Artificial neural networks are software algorithms that model systems of neurons to implement machine recognition and learning. A new service, Ersatz, from Black Cloud BSG provides a cloud-based "deep" neural network service (dubbed Machine Learning as a Service, or MLaaS) that will be available for anyone to use for tasks such as data recognition, clustering, classification, predictive analysis, modeling, and novelty detection.
The thinking behind artificial neural networks goes back to at least 1943 (the McCulloch-Pitts neuron model) and while working networks were created as early as the 1960's it's really only been since the middle of the first decade of the 21st century that breakthroughs in algorithms made neural networks really effective.
Just as important has been the availability of high-performance graphics processing units (GPUs) in the last few years that provide the computational horsepower necessary to run large scale neural networks.
And this is where Ersatz comes in. First announced about one year ago the service is due to come out of beta in a couple of months. Ersatz uses Nvidia GPUs front-ended by Web servers where users can upload their data sets and run them through a variety of neural networks to perform whatever kind of analysis suits their data. Users can also submit data and get results via a simple API.

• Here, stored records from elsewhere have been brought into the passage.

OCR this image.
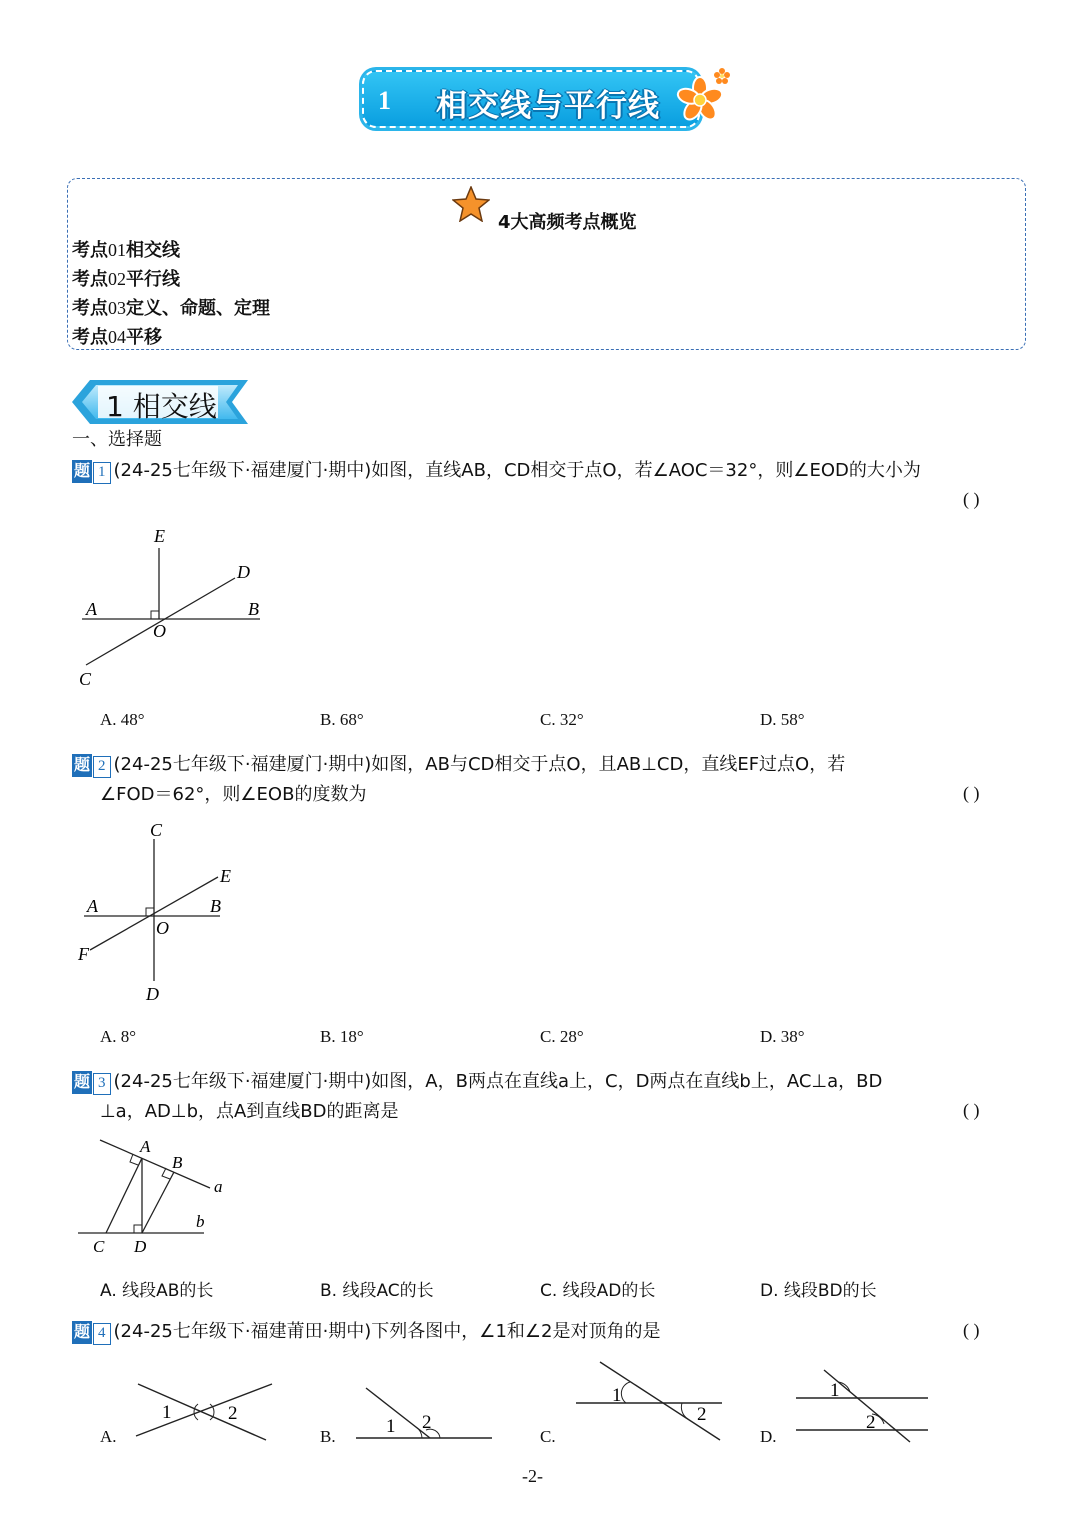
1 相交线与平行线
4大高频考点概览
考点01相交线
考点02平行线
考点03定义、命题、定理
考点04平移
1 相交线
一、选择题
题 1 (24-25七年级下·福建厦门·期中)如图，直线AB，CD相交于点O，若∠AOC＝32°，则∠EOD的大小为
( )
E
D
A	B
O
C
A. 48°	B. 68°	C. 32°	D. 58°
题 2 (24-25七年级下·福建厦门·期中)如图，AB与CD相交于点O，且AB⊥CD，直线EF过点O，若
∠FOD＝62°，则∠EOB的度数为	( )
C
E
A	B
O
F
D
A. 8°	B. 18°	C. 28°	D. 38°
题 3 (24-25七年级下·福建厦门·期中)如图，A，B两点在直线a上，C，D两点在直线b上，AC⊥a，BD
⊥a，AD⊥b，点A到直线BD的距离是	( )
A
B
a
b
C D
A. 线段AB的长	B. 线段AC的长	C. 线段AD的长	D. 线段BD的长
题 4 (24-25七年级下·福建莆田·期中)下列各图中，∠1和∠2是对顶角的是	( )
A.
1	2
B.	1 2
C.
1
2
D.
1
2
-2-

Currently Ersatz offers four neural network architectures or models: Convolutional neural networks for working with images, recurrent neural networks for time series data, deep feedforward neural networks for general purpose machine learning projects, and autoencoder neural networks for dimensionality reduction.
Dave Sullivan, the CEO of Black Cloud, pointed out that their Ersatz neural networks can function at the scale required by Big Data projects making it possible to apply machine learning and recognition to enormous data sets. He also noted that as new neural network technologies emerge Black Cloud, being experts in the field, will evaluate and incorporate them where there's value to be gained and do so far faster and at a lower cost than most organizations' development groups can achieve.
So, what sort of problems might Ersatz be able to tackle? Consider Pandora's Music Genome Project which uses only expert human effort to classify music according 450 attributes. While Pandora's system works amazingly well given the incredible amount of music available it obviously has scalability problems which could well be addressed using Ersatz. Another intriguing example has been set up as a video demo showing "a use-case for Ersatz centering on Salesforce.com opportunity scoring."
What's also interesting about Ersatz is that the service provides yet another building block for enterprise and business applications to take advantage of at a lower cost and higher implementation speed than could ever be achieved with in-house developers. Moreover, this particular building block is like nothing that's been available before.
You can apply for a beta account which provides 60 minutes of processing for free with additional time priced at $0.41 per minute.